Al igual que cada día, en el centro de la
gran ciudad, sobre una calle adoquinada en gris y poco transitada del casco
antiguo, en la cuarta planta de lo que un día fue un importante hotel de lujo,
se halla sentada delante de un espejo, arreglándose, una vieja bailarina; se
aproxima la hora de apertura de los teatros, la hora de su representación que
siempre le reporta de forma previa cierto nerviosismo.
Aunque sabe que lo vertiginoso de este siglo
tan moderno y tan técnico, hace a las personas sordas, ciegas e
insensibles; ella posee la certeza de que la gracia y gala de la danza no
morirá jamás.
Al caer la tarde, sentada ante su tocador, ya
vestida de blanco, con su maillot, medias y tutú de tul hasta debajo de las
rodillas, sublime elegancia; se peina y maquilla con gran esmero para su mejor
actuación, porque la siguiente siempre es superable.
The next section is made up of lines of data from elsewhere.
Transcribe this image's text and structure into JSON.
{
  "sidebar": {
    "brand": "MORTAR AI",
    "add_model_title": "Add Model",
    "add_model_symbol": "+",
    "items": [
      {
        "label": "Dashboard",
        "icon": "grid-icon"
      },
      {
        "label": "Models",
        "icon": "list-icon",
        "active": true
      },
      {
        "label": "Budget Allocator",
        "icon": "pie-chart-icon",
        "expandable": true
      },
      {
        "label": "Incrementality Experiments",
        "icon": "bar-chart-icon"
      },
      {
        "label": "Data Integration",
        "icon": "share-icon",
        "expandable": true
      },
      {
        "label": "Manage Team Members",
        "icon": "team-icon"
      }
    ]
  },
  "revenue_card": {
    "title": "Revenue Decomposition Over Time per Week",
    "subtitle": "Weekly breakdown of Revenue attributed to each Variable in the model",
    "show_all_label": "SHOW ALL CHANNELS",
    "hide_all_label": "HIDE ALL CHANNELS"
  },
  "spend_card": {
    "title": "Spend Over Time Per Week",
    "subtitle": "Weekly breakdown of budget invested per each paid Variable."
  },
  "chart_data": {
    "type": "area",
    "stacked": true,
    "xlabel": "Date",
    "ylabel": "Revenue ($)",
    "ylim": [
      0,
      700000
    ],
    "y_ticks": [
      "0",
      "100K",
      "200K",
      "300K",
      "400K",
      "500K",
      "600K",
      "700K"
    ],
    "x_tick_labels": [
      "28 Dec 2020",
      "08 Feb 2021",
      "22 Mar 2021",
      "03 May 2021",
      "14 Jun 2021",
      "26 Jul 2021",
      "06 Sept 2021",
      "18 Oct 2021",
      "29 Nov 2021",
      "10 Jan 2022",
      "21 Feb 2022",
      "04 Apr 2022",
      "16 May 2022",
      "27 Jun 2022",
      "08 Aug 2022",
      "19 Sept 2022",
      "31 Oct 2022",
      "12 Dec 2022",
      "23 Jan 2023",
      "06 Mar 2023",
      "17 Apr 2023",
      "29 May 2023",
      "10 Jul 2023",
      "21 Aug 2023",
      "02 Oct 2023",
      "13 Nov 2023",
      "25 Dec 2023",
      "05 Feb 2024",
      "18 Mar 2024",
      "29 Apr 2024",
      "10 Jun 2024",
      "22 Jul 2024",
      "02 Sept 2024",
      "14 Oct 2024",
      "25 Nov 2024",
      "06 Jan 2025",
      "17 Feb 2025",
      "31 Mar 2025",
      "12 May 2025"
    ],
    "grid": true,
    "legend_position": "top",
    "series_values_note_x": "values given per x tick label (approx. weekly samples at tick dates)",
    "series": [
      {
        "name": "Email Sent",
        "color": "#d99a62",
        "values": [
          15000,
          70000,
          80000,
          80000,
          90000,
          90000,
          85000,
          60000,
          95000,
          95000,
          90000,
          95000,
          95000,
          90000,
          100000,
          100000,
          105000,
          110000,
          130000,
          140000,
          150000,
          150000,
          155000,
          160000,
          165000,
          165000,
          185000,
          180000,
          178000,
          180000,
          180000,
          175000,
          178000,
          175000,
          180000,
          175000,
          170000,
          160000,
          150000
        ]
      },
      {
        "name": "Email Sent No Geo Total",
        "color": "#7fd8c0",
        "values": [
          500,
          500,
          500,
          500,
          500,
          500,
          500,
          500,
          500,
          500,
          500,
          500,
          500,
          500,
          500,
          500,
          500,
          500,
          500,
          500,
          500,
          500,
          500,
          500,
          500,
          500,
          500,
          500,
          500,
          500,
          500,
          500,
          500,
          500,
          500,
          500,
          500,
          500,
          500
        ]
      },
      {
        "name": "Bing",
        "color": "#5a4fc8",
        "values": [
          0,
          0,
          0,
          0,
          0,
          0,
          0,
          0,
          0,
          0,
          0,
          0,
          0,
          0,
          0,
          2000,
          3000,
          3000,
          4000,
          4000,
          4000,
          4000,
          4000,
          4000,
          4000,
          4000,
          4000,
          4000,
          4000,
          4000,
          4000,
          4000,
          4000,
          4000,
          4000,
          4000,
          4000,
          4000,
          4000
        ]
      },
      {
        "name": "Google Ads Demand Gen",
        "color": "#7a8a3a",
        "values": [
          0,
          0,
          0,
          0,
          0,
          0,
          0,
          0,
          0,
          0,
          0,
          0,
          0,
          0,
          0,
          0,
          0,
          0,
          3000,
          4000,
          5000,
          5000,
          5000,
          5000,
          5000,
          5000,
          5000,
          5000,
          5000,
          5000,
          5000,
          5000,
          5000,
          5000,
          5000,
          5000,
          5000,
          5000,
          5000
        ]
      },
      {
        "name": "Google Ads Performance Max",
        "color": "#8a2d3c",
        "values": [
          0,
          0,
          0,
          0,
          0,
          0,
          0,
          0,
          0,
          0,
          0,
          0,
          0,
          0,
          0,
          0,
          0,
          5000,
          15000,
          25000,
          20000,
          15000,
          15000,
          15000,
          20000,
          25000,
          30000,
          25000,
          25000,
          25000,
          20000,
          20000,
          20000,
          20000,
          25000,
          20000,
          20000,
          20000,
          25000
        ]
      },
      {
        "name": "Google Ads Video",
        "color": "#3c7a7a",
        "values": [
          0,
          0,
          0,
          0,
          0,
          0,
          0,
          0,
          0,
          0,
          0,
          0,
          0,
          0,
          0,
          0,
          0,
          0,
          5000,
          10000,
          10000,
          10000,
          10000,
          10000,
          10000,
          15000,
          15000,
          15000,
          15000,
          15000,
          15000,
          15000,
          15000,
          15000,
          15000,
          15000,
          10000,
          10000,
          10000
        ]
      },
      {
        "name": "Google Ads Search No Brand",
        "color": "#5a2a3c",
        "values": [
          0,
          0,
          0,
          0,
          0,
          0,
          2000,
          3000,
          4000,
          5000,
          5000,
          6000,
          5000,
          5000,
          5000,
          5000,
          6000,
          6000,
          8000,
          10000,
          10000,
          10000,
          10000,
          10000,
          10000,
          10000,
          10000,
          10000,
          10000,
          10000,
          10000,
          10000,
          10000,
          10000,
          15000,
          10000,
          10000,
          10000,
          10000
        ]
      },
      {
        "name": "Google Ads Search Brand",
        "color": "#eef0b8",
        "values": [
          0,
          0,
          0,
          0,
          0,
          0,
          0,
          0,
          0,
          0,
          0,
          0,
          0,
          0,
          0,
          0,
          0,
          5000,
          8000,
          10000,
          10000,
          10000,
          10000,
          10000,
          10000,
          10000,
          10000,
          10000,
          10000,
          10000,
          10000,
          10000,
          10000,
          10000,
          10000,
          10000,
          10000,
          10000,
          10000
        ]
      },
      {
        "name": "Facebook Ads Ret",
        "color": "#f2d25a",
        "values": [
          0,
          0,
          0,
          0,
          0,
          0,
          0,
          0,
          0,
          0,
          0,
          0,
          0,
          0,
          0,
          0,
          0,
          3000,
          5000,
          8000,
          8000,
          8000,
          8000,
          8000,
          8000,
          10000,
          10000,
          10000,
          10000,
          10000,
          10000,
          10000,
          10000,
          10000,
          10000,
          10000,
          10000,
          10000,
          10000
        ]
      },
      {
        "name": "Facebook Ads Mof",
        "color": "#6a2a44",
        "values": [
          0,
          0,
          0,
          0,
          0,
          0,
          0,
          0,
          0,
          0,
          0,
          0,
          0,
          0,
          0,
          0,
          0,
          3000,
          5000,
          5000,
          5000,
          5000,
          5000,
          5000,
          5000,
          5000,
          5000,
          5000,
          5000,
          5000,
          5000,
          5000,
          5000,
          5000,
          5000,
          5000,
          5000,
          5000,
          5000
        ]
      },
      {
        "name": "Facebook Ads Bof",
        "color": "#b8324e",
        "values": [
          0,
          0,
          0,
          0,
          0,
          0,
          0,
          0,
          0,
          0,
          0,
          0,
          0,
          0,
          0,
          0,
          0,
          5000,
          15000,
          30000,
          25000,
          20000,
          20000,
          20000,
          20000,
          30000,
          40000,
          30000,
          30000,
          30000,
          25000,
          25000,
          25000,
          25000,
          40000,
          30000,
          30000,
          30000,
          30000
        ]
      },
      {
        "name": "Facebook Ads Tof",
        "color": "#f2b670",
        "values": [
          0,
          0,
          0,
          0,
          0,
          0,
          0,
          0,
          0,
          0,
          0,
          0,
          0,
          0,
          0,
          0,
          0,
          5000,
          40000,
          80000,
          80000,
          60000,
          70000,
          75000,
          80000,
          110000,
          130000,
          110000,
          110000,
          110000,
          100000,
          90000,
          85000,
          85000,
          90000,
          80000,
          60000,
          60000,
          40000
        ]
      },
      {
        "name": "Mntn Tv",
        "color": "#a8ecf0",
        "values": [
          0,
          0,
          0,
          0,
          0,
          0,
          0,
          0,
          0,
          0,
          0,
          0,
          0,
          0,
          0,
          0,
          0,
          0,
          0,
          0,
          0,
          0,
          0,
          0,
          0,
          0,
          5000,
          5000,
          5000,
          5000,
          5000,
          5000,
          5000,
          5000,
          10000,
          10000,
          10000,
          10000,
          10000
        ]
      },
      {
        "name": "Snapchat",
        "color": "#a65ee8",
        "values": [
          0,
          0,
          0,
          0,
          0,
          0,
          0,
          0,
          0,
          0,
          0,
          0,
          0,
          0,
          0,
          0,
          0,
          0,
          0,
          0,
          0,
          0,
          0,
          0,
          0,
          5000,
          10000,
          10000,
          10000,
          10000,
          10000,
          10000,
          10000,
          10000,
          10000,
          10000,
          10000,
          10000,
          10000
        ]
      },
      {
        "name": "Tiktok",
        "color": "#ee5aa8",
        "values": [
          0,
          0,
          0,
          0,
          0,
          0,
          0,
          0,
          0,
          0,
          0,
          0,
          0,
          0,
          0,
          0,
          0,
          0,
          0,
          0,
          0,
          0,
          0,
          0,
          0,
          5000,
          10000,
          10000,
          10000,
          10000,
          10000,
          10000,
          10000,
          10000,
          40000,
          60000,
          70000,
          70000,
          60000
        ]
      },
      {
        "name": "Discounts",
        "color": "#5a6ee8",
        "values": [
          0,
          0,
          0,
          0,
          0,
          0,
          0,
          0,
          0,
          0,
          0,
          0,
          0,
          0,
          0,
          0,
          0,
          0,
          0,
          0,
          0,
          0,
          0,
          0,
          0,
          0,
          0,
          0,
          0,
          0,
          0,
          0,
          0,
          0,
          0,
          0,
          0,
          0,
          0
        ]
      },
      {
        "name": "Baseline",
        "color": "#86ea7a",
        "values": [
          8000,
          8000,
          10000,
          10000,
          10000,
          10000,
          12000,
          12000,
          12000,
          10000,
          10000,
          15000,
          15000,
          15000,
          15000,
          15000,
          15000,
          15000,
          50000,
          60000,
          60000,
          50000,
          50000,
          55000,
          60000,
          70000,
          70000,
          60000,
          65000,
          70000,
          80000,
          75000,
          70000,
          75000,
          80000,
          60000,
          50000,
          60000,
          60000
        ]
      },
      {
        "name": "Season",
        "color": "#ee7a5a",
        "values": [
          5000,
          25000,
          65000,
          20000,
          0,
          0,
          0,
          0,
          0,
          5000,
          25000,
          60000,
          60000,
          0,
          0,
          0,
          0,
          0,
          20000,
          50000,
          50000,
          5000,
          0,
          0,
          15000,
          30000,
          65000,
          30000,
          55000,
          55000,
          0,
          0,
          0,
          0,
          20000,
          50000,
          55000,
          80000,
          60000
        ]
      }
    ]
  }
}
Se gira sobre el pequeño
taburete, y se calza sus zapatillas de raso rosa de media punta, lía y ata las
cintas a sus piernas con el celo y la solemnidad que merecen las importantes
ceremonias.
Se levanta, toma aire, exhala, alza su mirada
al cielo como en una plegaria, y bajo los rosetones de yeso, bronces y falsos
vidrios venecianos que decoran el techo del salón de estar de su suite de
hotel, como si de un escenario se tratara, se alza sobre la punta de sus pies y
comienza la danza al son imaginario de la música que sólo suena en el interior
de su cabeza.
Pasos, saltos, giros y piruetas al compás de
la sinfonía, movimientos realizados con delicada elegancia y automática
ejecución, llenan la estancia; mientras piensa abstraída en su gran fama y en la
enorme soledad que conlleva, la del artista, la que lo ha dado todo encima de
un escenario, hasta su vida por su vocación.
Incluso su mimosa y amada gatita de otros
tiempos, llamada Misha, la abandonó. Se escapó una noche de febrero por la
ventana tras un vulgar y astuto gato pardo de tejado; ahora no tenía con quien
dialogar, únicamente se tenía a sí misma.
Aún recuerda cuando era musa y posaba para un
gran pintor, el champán y las flores en el camerino, los regalos impresionantes
en cajas de terciopelo, y los recados ardientes con promesas eternas de sus
admiradores más pudientes.
Son los recuerdos de otras glorias, de otros
momentos de laureles y victorias, estos que forman los hilos del tapiz que se
teje durante toda una vida, ese que se expone de vez en cuando con añoranza
para uno mismo.
Se aproxima el acto final, salta, voltea, y
gira sobre sí misma hasta la última nota. Se alza sobre sus piernas, se adelanta
hacia su público imaginario que la aclama, y les saluda con una grácil y
humilde reverencia inclinándose. Llueven sobre ella, lanzadas por la multitud,
las rosas del éxito, entre aplausos y alabanzas, el aforo en pleno está en pie emocionado
tras su actuación, la estremece como siempre el contacto de tanta efusión, y dejándose
llevar, las lagrimas brotan de sus ojos de forma incontrolable; mientras en el
salón de la habitación de hotel y en la realidad más allá de ella misma, sólo
se oye el suave frufrú de su falda de tul.